To be constantly reminded of the other things I haven't worked out yet that don't seem right for me...or are semi-right for me, but just not in the way they intend to be. I'm so afraid of admitting when I don't feel quite the same, for fear of losing the part that I really do like. And have too much pride and ego to admit that I've made a mistake and can't live up to their expectations.
Feeling like it's something that's supposed to be a great, fulfilling part of my life but not in the same aspects.
I feel like there's so many more people I have to meet yet.
That, after I did lose four friends of 10+ years over the major ex of four years (and freaked out badly over it because it's my worst fear)
I realized there were better people out there all along anyway.
I got out there, met new people and some just instantly CLICKED like the other ones that tossed me aside never had..
I meet some people and there's this instant, epic sort of similarity, like I've known them for years already. And then I wish I had.
You always want what you can't have...and then once you have it, then what?
But, people are free...you've never had them to begin with....they can leave at any time.

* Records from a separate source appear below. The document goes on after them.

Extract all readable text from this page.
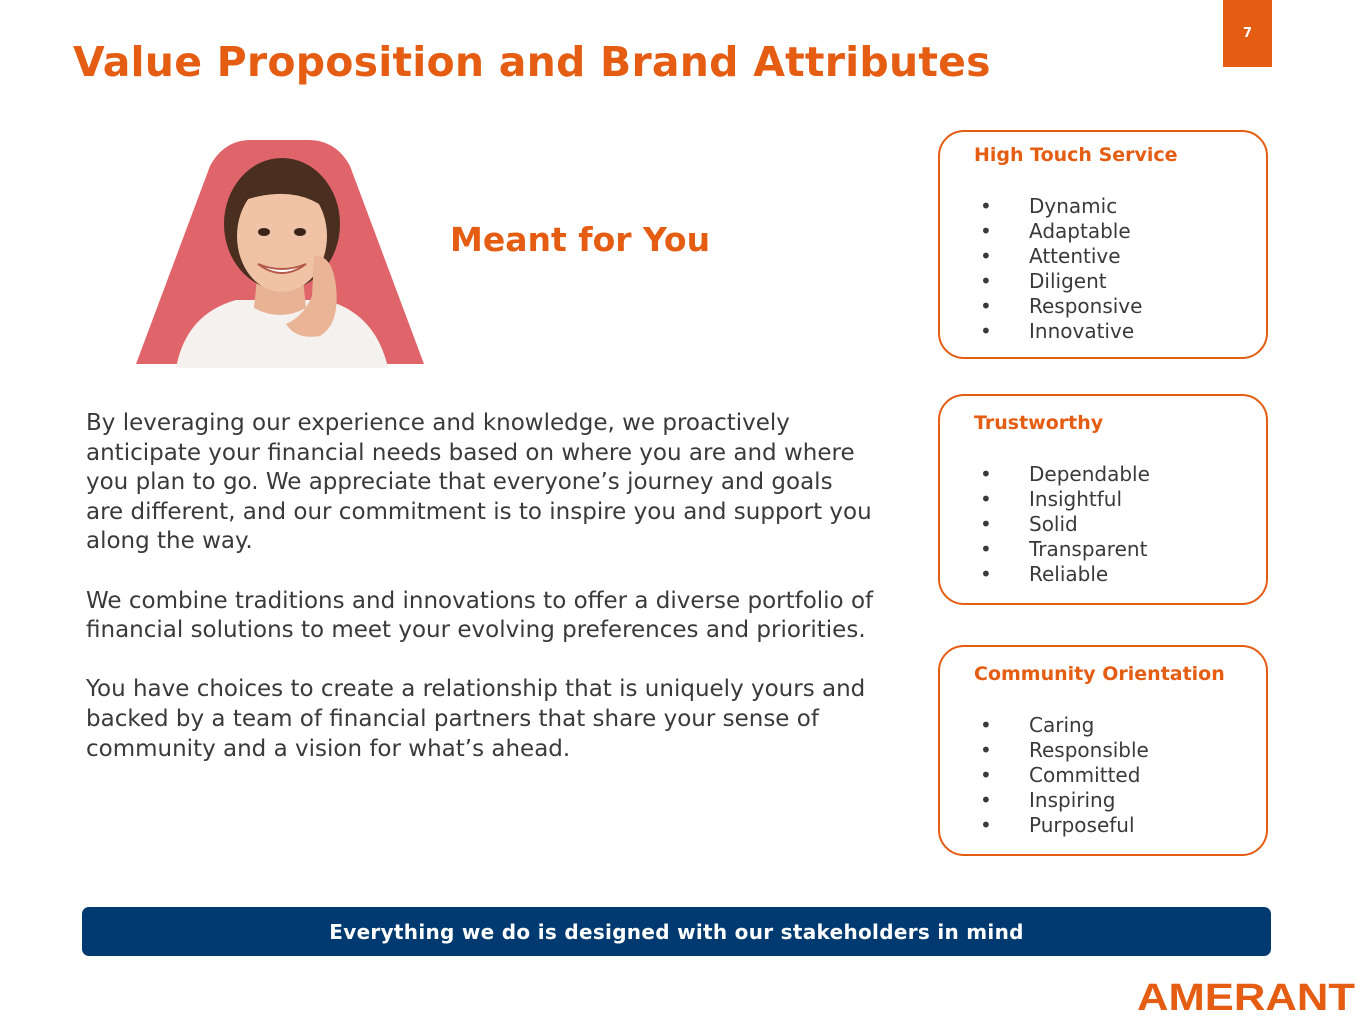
7
Value Proposition and Brand Attributes
Meant for You

By leveraging our experience and knowledge, we proactively anticipate your financial needs based on where you are and where you plan to go. We appreciate that everyone’s journey and goals are different, and our commitment is to inspire you and support you along the way.

We combine traditions and innovations to offer a diverse portfolio of financial solutions to meet your evolving preferences and priorities.

You have choices to create a relationship that is uniquely yours and backed by a team of financial partners that share your sense of community and a vision for what’s ahead.

High Touch Service
•	Dynamic
•	Adaptable
•	Attentive
•	Diligent
•	Responsive
•	Innovative
Trustworthy
•	Dependable
•	Insightful
•	Solid
•	Transparent
•	Reliable
Community Orientation
•	Caring
•	Responsible
•	Committed
•	Inspiring
•	Purposeful
Everything we do is designed with our stakeholders in mind
AMERANT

I think that's how I'll deal with a portion of the current confusion, by thinking like that. That, even if I had them, I might not ever really have them. And they might not me either, because (I'm a picky bastard?) I might eventually change again, see small things add up that I can't deal with, or just want to go another way again.
I might stay happy for quite some time and then one day realize it isn't for me, like the fool I am.
There are only a few things that have stayed constants in my life. This is living my life as an artist, seeing elaboration and layers in everything. even the writing is a pert of my title of artist. I like to illustrate, be it words or pictures. I like to tell my story about this life and these people central to it because I'm an egotistical slob, but at least I realize it I suppose.
My head is in a whirlwind of confusion. I'm filled with regret, smittenness, imagination, brain meltage around the people I want to tell the most things, a lack of direction but a want for other directions that are completely unsure, creativity but passiveness, sickness but exhilaration. Guilt over quite a few things I'm feeling but can't seem to help.